Rosebud's suicide hotline makes a difference on the reservation, but people say more needs to be done
A purple church sits steady as it has for the last 133 years at the St. Francis Mission on the Rosebud Indian Reservation.
The bright building stands out on the rolling prairie land that catches the eye even a few miles away. As you get closer, church bells ring and the wind carries the sound across the plains.
But more than that, it also serves as a bright symbol of hope on the reservation where the suicide rate is high, but the resources are low.
"I do believe we struggle with not having enough," says Geraldine Provencial, Director of the Recovery Center at the St. Francis Mission.
The Suicide Prevention Resource Center reports that the suicide rate among Native American youth is the worst, at 10 times the national rate.
And Rosebud is not immune to this statistic.The St. Francis Mission runs a 24-hour suicide hotline to help combat that average.
"St. Francis Mission Suicide Hotline, how may I help you?"
Caroline Decory answers the hotline, which is a cellphone volunteers carry around with them.
She recalls one of the most troubling calls she ever received. It was from an 8-year-old boy.
"My first thought was wow, my daughter is 8 years old," said Decory. "It shattered my heart. My daughter doesn't even know what that is. Why is this little kid feeling like this? I was glad I was there to help."
Since the line started in 2012, it's become another sign of hope. It's one of the few reservation run hotlines in the country and volunteers believe it's making a difference for one major reason. Volunteers also live on Rosebud and know what it is like.
"We are familiar with how it is around here unlike the national suicide hotline, they don't know what it's like here," said Decory.
"The people answering the phones are native people who live on the reservation, who are aware of the struggles and challenges we face," said Provencial, who also is the program manager for the hotline.
Decory is one of five volunteers and she answers no matter what.
"It happened in church once, it happens while you're sleeping," Decory said as she listed the many times she had to walk out of wherever she was to pick up.
Rosebud once had a suicide prevention grant that providers said was very helpful.
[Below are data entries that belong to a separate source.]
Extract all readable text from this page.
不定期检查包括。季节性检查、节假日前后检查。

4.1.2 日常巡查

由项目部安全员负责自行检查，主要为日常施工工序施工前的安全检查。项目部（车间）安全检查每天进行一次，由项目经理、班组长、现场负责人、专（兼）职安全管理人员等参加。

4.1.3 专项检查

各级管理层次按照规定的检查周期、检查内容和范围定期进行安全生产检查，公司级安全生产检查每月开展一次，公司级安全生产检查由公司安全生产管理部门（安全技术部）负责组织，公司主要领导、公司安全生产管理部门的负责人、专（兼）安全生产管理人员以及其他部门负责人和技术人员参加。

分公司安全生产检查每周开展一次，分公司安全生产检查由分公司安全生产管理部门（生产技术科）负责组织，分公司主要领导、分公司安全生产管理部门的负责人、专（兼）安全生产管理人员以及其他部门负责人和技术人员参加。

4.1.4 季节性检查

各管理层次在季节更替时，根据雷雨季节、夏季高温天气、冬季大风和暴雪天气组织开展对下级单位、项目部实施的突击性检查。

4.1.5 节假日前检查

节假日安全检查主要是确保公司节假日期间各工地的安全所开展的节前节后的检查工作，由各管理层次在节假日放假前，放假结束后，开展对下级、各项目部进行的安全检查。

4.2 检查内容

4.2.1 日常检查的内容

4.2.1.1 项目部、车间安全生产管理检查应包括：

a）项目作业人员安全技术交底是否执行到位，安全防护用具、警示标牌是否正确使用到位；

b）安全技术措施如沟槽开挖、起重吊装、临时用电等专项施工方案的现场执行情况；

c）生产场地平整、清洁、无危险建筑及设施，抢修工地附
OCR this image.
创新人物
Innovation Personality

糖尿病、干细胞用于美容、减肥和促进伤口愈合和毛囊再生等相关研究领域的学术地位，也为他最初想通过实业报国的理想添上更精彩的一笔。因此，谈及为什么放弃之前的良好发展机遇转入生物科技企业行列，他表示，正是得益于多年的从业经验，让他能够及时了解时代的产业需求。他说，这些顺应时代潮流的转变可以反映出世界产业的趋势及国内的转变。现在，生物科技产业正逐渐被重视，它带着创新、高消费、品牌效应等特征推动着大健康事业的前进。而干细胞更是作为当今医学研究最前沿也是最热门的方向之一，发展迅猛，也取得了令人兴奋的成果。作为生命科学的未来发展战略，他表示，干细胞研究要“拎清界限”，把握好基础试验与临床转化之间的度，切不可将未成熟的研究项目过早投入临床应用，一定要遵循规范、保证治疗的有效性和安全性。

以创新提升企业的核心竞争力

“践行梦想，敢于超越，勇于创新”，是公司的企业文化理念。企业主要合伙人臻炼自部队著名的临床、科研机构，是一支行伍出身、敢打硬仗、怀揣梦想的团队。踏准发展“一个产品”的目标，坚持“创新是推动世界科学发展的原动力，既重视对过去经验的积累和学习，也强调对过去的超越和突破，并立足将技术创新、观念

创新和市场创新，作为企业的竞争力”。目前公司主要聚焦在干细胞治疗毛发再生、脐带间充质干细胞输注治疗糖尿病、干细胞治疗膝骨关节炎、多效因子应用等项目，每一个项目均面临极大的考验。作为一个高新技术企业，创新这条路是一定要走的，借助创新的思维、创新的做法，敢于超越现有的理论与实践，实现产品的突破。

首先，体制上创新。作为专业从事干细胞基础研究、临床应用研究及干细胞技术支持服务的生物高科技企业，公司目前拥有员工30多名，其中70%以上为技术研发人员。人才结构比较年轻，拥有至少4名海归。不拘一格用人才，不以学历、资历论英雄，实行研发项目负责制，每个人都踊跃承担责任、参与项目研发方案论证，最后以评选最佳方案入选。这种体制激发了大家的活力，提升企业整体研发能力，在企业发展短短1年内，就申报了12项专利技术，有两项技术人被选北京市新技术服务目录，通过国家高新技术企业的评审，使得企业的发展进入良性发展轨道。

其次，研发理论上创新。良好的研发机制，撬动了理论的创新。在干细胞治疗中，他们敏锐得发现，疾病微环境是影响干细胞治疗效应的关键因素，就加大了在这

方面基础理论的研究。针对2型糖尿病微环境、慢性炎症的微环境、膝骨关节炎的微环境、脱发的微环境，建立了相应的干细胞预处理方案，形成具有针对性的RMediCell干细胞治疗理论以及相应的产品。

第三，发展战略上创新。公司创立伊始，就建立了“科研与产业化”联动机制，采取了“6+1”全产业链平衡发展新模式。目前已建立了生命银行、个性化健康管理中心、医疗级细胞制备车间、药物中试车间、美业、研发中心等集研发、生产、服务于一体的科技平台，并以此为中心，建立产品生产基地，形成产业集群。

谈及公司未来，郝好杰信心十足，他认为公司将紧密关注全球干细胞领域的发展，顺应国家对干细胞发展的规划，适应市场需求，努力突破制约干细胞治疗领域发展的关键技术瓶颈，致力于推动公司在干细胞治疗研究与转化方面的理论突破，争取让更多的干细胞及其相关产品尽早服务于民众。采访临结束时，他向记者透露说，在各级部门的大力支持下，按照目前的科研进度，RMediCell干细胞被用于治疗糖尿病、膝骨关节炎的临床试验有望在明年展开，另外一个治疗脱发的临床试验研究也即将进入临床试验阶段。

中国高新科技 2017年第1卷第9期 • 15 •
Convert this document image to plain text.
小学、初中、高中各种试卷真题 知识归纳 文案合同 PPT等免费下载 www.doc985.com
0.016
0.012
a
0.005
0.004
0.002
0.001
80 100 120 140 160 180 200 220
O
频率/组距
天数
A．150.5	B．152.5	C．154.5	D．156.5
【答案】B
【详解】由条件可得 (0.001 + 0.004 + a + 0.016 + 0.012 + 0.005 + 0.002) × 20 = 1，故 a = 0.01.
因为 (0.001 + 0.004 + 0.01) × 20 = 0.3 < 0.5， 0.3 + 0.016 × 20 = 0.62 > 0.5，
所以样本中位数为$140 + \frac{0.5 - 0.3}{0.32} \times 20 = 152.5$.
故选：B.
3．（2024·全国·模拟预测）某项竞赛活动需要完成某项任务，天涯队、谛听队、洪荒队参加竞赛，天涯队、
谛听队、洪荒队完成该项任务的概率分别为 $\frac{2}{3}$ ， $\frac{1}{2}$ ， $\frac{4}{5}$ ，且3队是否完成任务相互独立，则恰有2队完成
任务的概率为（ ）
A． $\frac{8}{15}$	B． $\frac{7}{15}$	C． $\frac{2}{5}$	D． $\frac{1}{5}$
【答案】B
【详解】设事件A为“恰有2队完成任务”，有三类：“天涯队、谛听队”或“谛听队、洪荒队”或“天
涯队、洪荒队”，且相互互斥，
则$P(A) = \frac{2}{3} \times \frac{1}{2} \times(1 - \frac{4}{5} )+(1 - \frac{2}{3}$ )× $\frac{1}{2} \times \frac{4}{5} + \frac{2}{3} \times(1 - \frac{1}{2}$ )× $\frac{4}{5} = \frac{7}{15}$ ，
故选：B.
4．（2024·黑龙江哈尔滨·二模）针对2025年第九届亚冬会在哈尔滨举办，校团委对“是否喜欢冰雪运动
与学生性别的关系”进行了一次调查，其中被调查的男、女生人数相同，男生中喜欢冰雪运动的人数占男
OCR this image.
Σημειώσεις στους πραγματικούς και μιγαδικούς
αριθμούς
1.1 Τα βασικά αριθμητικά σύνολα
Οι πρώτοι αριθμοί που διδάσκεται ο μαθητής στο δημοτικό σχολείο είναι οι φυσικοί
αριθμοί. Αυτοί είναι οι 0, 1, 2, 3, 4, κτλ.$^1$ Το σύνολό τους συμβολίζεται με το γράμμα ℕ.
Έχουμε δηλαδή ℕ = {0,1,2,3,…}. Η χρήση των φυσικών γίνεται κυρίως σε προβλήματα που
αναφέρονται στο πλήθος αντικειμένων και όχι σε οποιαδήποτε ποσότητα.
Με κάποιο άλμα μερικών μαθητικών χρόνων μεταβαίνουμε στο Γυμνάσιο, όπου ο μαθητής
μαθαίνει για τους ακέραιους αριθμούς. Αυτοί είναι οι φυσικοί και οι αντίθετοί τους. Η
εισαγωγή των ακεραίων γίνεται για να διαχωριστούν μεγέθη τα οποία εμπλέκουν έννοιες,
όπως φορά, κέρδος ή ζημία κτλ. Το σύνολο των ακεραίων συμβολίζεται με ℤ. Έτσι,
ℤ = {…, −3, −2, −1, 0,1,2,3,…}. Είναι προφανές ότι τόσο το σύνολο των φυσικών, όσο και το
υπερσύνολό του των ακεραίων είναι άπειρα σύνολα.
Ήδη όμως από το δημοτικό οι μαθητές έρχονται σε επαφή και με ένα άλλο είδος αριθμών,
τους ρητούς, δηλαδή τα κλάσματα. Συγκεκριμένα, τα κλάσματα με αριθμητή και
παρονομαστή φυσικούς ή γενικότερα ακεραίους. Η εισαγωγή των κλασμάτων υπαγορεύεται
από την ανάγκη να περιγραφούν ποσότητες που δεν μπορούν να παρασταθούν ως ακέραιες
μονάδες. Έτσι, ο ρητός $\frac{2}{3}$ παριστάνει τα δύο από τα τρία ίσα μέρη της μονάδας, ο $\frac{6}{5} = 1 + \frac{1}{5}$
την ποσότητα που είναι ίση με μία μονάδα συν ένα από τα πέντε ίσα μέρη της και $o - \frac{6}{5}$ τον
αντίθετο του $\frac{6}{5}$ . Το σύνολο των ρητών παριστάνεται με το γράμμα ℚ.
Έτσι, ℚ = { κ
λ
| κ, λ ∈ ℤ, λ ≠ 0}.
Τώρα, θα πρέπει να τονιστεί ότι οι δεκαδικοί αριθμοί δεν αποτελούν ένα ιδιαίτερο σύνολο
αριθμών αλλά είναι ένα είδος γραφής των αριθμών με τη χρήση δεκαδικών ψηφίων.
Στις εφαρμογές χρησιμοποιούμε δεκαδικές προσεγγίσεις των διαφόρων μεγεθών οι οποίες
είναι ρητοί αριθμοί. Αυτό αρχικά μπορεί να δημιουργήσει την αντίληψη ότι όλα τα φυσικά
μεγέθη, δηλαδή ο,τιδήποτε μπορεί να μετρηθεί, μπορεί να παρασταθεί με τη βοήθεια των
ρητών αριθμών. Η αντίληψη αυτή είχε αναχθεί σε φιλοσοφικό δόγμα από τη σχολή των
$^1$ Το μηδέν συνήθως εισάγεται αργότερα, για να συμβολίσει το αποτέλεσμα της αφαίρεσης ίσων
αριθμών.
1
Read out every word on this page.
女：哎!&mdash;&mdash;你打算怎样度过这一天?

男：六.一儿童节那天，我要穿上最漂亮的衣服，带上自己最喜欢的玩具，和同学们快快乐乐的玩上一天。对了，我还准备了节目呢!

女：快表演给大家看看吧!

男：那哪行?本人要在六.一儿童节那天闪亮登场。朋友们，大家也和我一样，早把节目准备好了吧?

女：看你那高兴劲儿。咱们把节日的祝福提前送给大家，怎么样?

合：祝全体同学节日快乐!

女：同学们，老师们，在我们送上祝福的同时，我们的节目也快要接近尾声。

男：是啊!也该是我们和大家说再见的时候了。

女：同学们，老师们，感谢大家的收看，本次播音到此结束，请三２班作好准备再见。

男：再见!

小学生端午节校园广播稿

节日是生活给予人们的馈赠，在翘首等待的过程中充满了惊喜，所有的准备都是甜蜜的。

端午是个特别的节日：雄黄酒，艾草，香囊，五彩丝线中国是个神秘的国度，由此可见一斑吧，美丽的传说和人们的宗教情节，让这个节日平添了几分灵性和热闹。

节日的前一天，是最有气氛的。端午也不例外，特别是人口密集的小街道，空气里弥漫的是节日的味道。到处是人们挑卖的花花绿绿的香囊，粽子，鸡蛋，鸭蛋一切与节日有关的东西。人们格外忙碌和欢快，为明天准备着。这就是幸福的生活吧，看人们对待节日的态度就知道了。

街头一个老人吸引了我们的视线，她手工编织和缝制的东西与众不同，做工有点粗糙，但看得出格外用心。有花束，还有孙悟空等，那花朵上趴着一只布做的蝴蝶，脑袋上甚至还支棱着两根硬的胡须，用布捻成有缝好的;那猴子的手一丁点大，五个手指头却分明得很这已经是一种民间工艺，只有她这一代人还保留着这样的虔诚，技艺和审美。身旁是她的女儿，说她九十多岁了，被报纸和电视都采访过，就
However, since they lost that a few years back, it's made things more difficult.
"We were able to outreach to all the communities on the reservation," said Austin Keith, the chief operations officer at the St. Francis Mission. "And the reservation is quite large and communities are spaced out, so it's not always easy to get to the people that need help."
While the hotline is a start, Provencial says more needs to be done.
"It's very basic support," she said.
Father James Kubicki, who is the priest at the mission and president of the mission board, excitedly talks about the good work Provencial and the volunteers are doing with the hotline. He too, sees it as a bright sign of hope.
"We are the only program really going right now on the reservation," said Fr. Kubicki. "There is Indian Health Services, but people aren't able to get in and if they miss an appointment, then they are dropped."
Keith, the COO of the mission, used to be a provider at Indian Health Services and he also agreed there was only so much they could do.
"When I was working there, we had three full-time providers and one social worker for the entire reservation," Keith explained. "As opposed to Pine Ridge has 19 providers. There is a definite need."
Until more can be done, volunteers will keep the hotline going, always on and always answering.
"We're up against a lot of challenges, a lot issues," said Provencial. "And I know that there are people who've reached out to the line and find that hope through reaching out."
The hotline number is 605-319-1280. Anyone can call or text this number.